A family law client of mine in Vancouver recently asked me why certain assets of hers needed to be divided between her and her former spouse. The assets in question were stocks and investments that she had inherited from her grandmother. She was under the impression that these assets were not subject to the division of property rules in BC’s Family Law Act. She was partly correct, but things are not quite that simple.
Assets of spouses are grouped into “Family Property” and “Excluded Property” under part 5 of the Family Law Act. Any asset that is considered Family Property is subject to division between the spouses upon separation. Excluded Property is not subject to division.

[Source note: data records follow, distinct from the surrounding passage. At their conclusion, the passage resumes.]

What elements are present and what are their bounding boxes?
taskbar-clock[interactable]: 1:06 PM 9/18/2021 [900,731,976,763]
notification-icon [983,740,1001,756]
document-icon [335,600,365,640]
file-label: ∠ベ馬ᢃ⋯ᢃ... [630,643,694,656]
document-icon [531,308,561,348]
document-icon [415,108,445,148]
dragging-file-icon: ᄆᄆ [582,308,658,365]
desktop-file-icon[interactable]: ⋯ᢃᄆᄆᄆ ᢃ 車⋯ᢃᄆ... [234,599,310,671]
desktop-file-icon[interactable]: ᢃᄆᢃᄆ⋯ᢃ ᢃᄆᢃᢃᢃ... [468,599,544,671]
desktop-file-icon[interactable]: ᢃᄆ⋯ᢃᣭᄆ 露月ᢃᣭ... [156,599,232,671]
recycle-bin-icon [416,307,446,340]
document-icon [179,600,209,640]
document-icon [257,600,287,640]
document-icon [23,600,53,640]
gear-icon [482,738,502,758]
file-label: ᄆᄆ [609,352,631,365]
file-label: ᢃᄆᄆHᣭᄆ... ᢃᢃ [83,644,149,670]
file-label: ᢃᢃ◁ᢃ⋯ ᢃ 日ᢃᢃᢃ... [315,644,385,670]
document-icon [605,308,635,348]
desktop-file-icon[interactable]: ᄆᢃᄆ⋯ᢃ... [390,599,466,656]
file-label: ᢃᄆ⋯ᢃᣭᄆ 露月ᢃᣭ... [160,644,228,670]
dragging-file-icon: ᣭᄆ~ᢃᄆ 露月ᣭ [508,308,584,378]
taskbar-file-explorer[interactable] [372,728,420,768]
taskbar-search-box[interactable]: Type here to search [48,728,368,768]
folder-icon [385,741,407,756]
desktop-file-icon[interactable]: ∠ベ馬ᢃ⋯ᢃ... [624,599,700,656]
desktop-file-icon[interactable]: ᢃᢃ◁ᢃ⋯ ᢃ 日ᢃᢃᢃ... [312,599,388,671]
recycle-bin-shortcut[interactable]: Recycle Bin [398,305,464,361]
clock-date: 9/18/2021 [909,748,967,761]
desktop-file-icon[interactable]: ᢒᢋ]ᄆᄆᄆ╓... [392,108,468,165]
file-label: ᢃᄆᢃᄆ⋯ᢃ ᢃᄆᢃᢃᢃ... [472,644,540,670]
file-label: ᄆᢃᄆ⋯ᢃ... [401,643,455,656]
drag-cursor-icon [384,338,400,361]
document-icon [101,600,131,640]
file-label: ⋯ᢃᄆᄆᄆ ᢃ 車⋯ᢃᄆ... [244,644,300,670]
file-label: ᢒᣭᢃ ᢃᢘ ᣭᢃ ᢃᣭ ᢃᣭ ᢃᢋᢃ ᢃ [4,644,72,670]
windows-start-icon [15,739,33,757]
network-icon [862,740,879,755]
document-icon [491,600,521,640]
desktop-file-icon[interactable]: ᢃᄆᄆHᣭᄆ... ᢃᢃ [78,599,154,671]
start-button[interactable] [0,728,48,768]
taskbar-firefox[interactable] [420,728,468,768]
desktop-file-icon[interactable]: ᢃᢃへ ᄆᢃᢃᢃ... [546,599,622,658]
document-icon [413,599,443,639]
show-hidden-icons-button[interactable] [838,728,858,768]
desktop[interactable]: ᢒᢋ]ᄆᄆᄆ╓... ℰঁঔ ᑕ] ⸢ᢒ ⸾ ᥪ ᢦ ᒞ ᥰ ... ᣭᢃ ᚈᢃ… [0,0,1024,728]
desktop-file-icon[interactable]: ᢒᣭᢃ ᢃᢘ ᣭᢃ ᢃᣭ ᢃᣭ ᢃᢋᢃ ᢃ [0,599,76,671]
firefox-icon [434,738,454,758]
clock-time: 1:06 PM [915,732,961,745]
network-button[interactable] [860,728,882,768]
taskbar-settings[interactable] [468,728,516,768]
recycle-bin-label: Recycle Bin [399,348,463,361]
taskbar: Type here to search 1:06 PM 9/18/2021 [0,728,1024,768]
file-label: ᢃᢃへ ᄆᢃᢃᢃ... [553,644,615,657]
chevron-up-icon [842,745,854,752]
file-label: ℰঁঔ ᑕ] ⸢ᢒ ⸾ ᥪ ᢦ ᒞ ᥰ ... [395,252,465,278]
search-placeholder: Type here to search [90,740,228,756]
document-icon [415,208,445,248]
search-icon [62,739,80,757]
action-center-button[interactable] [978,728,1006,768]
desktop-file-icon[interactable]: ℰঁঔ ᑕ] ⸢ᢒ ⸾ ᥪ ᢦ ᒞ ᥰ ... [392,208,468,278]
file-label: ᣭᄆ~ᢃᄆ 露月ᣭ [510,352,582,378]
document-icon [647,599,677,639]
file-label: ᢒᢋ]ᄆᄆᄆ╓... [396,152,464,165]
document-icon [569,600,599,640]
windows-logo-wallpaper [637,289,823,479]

Excluded Property does include assets that were inherited by a spouse as well as money or property they acquired before the relationship began. However, according to section 84(2)(g)(ii), Family Property includes the amount by which the value of excluded property has increased since the later of two dates: either the date that the relationship between the spouses began, or the date the Excluded Property was acquired.
So, if my client had inherited $100,000 during her marriage or cohabitation, that amount would be excluded from property division upon separation. But, if she had invested that $100,000 and it had increased in value to $200,000 by the time she separated from her partner, the $100,000 increase in the value of the inheritance would be considered a family asset and would be subject to division.
Figuring out how much of a spouse’s property forms part of the “pie” that gets divided when spouses separate is just one of the interesting and often contentious parts of a family law case!